Dragged before the courts for attempting to assassinate Mugabe, Sithole was sentenced to two years’ imprisonment after a long legal battle.
But he had the last laugh when he asked after sentencing: “Where in the world have you seen or heard of a person convicted of treason charges being awarded a two-year jail term?”
He went on to appeal against the sentence, not because of its leniency but its absurdity.
Government appears to be playing the same politics, whipping up the familiar scenes of arms “discoveries” as a prelude to launching fresh onslaughts on the opposition ahead of a key event — the MDC congress.
It has all happened before since the Gukurahundi era whenever the ruling party sensed threats to its self-anointed supremacy.
Before the Gukurahundi campaign, large arms caches were found on Zapu properties.
PF Zapu top brass, among them Lookout Masuku and Dumiso Dabengwa, were incarcerated on charges of trying to topple the government.
The moment the caches were discovered on Zapu owned properties, Mugabe had a licence to unleash the Korean-trained elite Fifth Brigade on hapless peasants in Matabeleland.
Their crime: remaining wedded to PF Zapu, a party that posed a serious challenge to Zanu PF’s cherished one-party state project ahead of the 1985 election.

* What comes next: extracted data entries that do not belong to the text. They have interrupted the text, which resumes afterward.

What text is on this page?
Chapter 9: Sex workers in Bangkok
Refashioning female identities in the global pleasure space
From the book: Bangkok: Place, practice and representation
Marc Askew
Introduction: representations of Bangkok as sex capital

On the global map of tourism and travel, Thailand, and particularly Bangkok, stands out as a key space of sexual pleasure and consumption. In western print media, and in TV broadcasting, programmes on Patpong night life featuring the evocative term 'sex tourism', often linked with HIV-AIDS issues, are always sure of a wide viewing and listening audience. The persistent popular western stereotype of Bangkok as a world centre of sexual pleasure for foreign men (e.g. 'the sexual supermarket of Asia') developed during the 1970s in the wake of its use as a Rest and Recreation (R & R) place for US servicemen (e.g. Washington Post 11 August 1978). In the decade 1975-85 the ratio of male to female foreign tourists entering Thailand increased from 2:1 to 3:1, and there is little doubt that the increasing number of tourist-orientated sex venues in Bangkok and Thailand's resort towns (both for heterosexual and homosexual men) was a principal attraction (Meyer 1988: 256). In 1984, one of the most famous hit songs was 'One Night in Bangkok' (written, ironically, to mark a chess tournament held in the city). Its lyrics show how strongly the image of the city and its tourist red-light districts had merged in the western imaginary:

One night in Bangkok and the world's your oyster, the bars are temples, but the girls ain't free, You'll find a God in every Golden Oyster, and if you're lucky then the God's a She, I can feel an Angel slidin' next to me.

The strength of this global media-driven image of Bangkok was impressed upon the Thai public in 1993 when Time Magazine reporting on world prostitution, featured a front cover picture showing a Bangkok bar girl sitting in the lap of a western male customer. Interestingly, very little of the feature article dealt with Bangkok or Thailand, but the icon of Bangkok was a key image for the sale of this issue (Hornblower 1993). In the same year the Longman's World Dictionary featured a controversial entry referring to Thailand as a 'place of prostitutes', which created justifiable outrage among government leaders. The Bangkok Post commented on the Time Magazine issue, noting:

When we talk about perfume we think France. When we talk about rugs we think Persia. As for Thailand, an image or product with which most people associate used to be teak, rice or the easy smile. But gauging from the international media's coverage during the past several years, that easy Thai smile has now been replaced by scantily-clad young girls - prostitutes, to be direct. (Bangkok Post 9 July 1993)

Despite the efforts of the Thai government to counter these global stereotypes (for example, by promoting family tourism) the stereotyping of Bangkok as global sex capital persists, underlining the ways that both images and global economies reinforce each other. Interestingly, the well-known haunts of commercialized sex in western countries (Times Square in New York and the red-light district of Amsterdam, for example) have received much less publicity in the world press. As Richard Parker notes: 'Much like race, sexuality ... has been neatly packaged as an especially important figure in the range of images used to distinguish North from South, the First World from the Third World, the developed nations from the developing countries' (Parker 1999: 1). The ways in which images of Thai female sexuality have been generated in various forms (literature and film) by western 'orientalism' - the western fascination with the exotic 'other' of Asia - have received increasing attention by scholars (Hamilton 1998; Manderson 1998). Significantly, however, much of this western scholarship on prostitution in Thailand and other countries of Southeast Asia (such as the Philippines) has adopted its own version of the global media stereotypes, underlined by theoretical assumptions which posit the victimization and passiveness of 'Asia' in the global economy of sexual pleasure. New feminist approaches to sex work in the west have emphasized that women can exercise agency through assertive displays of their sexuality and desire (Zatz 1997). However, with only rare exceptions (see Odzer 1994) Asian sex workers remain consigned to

To keep public sentiment in a state of frenzy, the salient fact that the arms caches were “discovered” in the midst of plans by a joint PF Zapu/Zanu PF committee to quantify the size of arms stocks each side held was kept under wraps.
Both sides had hidden arms of war as a hedge against a possible poll outcome that did not favour the liberation forces.
Dabengwa was detained for four years.
At his trial, a senior judge, Hillary Squires, described Dabengwa as the “most credible witness he had ever come across in all his career as a legal practitioner”.
After they were acquitted, Dabengwa and Masuku were back in prison, detained under the emergency powers.
Opposition MDC leader Morgan Tsvangirai’s arrest on treason charges ahead of the 2002 presidential poll involving the shadowy Canadian lobbyist Ari Ben-Menashe had all the hallmarks of Zanu PF’s over-used assassination plot to oust Mugabe.
The arrest and charges partially achieved their core aims of constricting the opposition leader’s movements. But like so many other charges, the case fell apart at trial in 2004.
Meanwhile, Zanu PF had conjured up a raft of other headline-catching allegations to win polls, like the high-profile Cain Nkala murder case — declared a tissue of lies by Justice Sandra Mungwira — and the anthrax scare to reinforce its state-under-siege posture.
In 2003 three Americans found with arms at Harare International Airport were touted as spies. State papers said the trio were found with a map to State House which pointed to a possible quest to assassinate the head of state.
But the “map” proved to be no such thing and it was never produced in court. Despite being tortured the men refused to admit to any plot.
No one is quite sure what Manicaland has done this time round to upset Zanu PF. But it remains a bastion of opposition politics and people like Roy Bennett are local heroes. The MDC was expecting a large turnout of delegates at its congress this weekend.